Gut, mensch zu sein. Klaus Schwertner
Es wird uns alles andere als leichtfallen, wir werden uns gewaltig anstrengen müssen und wir werden lernen, mit Unsicherheiten und Ängsten besser umzugehen, resilienter und widerstandsfähiger zu werden. Die Pandemie ist geradezu ein Lehrstück, um das Leben mit dieser Ungewissheit geduldig zu üben und daraus laufend zu lernen.
Während der Corona-Krise habe ich die für mich überraschende Erfahrung gemacht, dass gerade alte Menschen – also die Hochrisikogruppe Nummer eins – oft gelassener auf das Virus reagierten.
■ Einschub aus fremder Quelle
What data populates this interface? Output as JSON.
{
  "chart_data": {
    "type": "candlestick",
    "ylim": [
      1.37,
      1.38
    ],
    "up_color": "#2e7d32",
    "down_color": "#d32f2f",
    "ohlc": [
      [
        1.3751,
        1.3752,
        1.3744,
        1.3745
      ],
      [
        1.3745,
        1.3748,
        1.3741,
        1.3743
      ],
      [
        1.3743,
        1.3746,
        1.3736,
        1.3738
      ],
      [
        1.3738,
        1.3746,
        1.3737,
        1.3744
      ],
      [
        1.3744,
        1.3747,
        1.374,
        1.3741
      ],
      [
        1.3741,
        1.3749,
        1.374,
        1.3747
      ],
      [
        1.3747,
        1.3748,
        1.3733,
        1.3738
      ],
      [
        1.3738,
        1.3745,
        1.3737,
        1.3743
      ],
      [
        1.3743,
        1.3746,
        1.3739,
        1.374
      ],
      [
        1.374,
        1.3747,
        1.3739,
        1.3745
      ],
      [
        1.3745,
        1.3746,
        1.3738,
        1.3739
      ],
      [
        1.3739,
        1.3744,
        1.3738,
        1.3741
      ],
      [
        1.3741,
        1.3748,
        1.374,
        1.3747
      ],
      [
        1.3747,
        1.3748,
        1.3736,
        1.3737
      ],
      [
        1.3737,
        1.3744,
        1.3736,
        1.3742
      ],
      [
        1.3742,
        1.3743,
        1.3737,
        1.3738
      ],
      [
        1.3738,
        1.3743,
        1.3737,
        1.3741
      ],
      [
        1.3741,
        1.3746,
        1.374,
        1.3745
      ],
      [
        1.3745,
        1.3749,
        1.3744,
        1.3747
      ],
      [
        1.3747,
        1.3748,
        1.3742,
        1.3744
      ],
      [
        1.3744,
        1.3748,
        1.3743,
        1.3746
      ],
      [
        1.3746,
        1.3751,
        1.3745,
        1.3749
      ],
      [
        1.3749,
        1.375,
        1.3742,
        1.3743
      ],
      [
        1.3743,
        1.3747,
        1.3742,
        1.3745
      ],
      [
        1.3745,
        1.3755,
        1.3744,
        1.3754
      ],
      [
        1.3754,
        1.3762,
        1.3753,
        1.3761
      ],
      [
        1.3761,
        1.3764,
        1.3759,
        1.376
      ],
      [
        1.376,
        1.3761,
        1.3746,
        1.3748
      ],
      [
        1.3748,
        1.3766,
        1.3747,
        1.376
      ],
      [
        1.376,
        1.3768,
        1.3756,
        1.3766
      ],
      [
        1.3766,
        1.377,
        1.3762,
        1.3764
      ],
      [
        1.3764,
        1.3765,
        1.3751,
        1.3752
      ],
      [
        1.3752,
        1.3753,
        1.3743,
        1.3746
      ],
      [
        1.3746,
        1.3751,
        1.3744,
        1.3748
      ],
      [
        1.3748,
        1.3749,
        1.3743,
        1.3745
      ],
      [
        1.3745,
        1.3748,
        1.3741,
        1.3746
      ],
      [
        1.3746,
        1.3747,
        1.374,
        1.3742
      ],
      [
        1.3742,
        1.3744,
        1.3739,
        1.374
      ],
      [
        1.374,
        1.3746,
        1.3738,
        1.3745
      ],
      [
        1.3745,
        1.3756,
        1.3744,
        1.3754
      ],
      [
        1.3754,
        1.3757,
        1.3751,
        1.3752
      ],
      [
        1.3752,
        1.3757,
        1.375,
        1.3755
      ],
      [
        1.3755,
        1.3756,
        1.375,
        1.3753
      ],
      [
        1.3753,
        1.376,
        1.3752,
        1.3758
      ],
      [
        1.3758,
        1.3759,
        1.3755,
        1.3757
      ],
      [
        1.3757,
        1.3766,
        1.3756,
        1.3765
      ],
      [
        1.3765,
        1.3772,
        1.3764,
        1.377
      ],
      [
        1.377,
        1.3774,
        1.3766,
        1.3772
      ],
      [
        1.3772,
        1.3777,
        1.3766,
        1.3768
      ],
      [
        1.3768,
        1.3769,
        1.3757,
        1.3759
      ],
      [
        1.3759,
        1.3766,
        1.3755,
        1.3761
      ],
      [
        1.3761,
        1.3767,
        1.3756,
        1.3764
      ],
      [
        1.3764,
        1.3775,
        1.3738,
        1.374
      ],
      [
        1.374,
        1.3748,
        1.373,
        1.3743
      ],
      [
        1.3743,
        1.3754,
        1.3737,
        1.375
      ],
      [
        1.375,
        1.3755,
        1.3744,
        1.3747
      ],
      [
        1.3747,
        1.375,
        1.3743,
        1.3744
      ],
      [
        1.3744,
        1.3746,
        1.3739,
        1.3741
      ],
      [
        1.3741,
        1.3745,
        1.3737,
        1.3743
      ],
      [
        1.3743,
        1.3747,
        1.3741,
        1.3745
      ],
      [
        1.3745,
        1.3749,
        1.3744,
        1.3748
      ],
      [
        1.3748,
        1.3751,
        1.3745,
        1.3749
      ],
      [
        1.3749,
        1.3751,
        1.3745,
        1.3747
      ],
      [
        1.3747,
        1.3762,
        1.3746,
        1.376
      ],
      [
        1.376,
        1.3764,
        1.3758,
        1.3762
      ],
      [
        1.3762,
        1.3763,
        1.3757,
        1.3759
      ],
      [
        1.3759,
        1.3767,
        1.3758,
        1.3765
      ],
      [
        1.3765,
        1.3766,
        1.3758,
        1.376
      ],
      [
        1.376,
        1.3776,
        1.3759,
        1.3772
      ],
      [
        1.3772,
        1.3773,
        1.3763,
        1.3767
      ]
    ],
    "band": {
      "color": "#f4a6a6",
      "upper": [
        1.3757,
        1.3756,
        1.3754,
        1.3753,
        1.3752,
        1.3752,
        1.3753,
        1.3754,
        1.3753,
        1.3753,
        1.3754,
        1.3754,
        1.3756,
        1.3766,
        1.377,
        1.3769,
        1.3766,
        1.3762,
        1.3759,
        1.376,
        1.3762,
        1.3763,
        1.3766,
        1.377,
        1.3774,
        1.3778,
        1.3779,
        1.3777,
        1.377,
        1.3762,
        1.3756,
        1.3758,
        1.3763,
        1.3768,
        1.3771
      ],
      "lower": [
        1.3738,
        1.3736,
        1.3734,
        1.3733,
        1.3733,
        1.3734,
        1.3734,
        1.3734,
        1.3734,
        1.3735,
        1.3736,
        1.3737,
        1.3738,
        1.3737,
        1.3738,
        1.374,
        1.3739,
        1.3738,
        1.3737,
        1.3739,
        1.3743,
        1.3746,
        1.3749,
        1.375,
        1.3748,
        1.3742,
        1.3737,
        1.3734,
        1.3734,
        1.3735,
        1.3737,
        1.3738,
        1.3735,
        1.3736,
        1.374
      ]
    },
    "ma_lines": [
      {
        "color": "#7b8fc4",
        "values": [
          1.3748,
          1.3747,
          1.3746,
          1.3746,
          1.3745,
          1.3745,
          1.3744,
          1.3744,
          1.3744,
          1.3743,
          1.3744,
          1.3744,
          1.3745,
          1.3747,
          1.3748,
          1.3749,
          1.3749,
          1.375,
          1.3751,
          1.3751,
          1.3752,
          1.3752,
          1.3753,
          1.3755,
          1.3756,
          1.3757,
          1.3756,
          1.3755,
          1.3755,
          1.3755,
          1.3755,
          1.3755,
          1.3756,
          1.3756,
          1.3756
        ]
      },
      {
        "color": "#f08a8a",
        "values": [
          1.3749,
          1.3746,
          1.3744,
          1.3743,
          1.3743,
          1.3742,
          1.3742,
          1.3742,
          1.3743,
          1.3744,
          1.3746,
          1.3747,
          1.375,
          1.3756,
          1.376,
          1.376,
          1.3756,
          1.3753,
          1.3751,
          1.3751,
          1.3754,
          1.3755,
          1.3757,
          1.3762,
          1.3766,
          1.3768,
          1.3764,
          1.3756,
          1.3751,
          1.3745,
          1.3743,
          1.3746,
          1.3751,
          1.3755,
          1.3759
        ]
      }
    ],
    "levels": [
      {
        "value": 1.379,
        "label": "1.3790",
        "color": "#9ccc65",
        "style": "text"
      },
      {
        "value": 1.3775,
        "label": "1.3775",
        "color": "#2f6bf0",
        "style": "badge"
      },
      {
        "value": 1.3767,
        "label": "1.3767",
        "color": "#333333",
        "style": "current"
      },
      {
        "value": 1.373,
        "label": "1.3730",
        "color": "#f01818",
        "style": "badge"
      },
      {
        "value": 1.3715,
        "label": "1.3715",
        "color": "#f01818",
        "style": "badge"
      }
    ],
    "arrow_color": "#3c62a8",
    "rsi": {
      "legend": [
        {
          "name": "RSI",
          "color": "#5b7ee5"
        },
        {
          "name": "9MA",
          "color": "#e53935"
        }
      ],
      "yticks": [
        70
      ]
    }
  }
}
Ein hochbetagter Herr aus unserem Pflegewohnhaus in Breitenfurt sagte: „Ich habe in meinem Leben so viele Krisen und sogar Krieg und große Not erlebt, wir werden auch diese Krise überstehen.“ Er verlor eine Angehörige, als in Europa die Spanische Grippe wütete, er überlebte den Zweiten Weltkrieg und er machte die Erfahrung von Entbehrung und bitterer Armut im Österreich der Zwischen- und Nachkriegszeit.
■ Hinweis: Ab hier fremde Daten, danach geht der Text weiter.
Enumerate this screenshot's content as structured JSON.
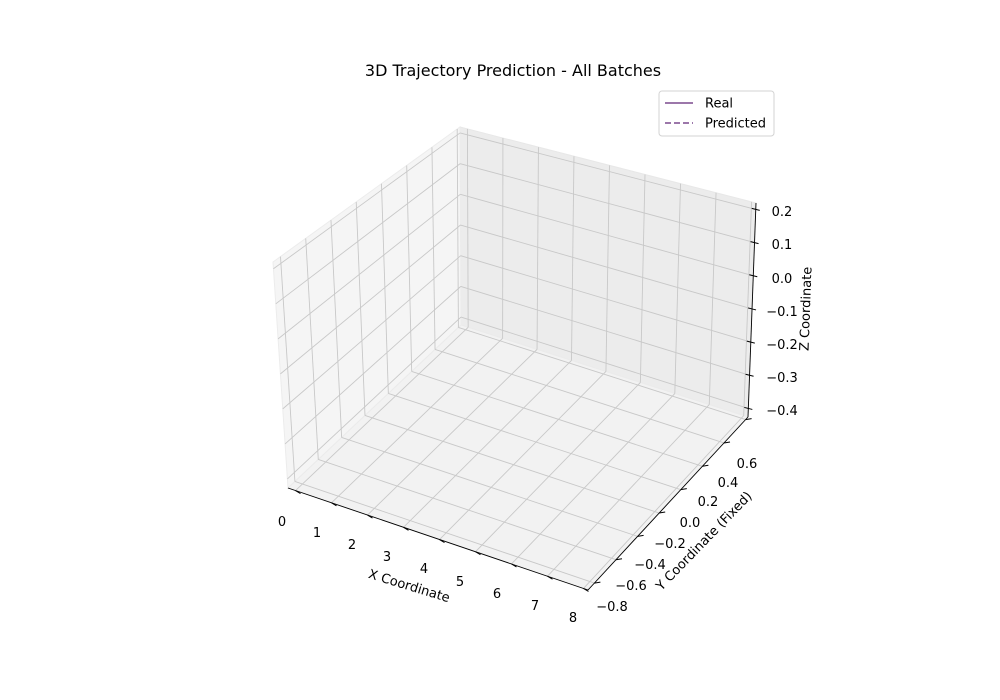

Mit der Pandemie wurde eine globale Bedrohung für viele von uns zum ersten Mal nicht nur als Erkenntnis, sondern auch als simultanes Ereignis und als kollektives Schicksal spürbar. Selten zuvor war uns so bewusst: Wir sitzen alle im selben Boot. Und das ist eine gute Nachricht. Eine Nachricht, die Gutmenschen Hoffnung geben sollte. Und allen anderen im Übrigen unbedingt auch. Vielleicht wird das Jahr 2020 irgendwann in der Zukunft nicht mehr als „Krisenjahr“ beschrieben werden, sondern als ein Jahr der Wende. Als jener Moment in der Geschichte der Menschheit, in der Staaten nach anfänglichen Abschottungstendenzen und nationalstaatlicher Kraftmeierei weltweit begannen, verstärkt zu kooperieren – zuallererst im Kampf gegen die Pandemie, später aber auch im Kampf gegen die Klimakrise und schließlich im gemeinsamen Einsatz für eine Welt ohne Armut und Hunger. Vielleicht wird das Jahr 2020 irgendwann einmal als jenes Jahr gelten, in dem den Menschen weltweit zu dämmern begann, dass sie etwas und sich selbst verändern müssen, um eine gemeinsame und gute Zukunft auf diesem Planeten zu haben. Das ist naiv? Keinesfalls, denn vielleicht werden spätere Generationen über uns einmal sagen, dass wir die Zeichen der Zeiten spät, aber doch noch rechtzeitig erkannt haben, dass das, was uns half, die Pandemie zu besiegen – diese gemeinsame Kraftanstrengung und dieses gemeinsame Engagement –, uns letztlich dabei helfen sollte, der Klimakrise die Stirn zu bieten oder den Hunger in der Welt endlich erfolgreich zu überwinden. Vielleicht werden die aktuellen Krisen irgendwann als jener Punkt in der Geschichte der Menschheit gelten, an dem wir uns grundsätzlicher mit der Frage zu beschäftigen begannen, wie ein gutes Leben in Sicherheit für möglichst alle Menschen auf dieser Welt möglich sein könnte.
Ob das tatsächlich so sein wird, weiß ich nicht. Aber ich bin überzeugt: Das Gerede vom „nahen Ende“ ist was für Anfänger. Wenn das Unvorstellbare in den vergangenen Jahren in so kurzer Zeit plötzlich Wirklichkeit werden konnte, dann kann auch das Gegenteil davon in den nächsten fünf Jahren in die Welt kommen. Wo Dystopie möglich ist, ist auch Raum für Traum und Utopie – und Raum für Menschen, die jeden Tag daran arbeiten, diese Träume Wirklichkeit werden zu lassen.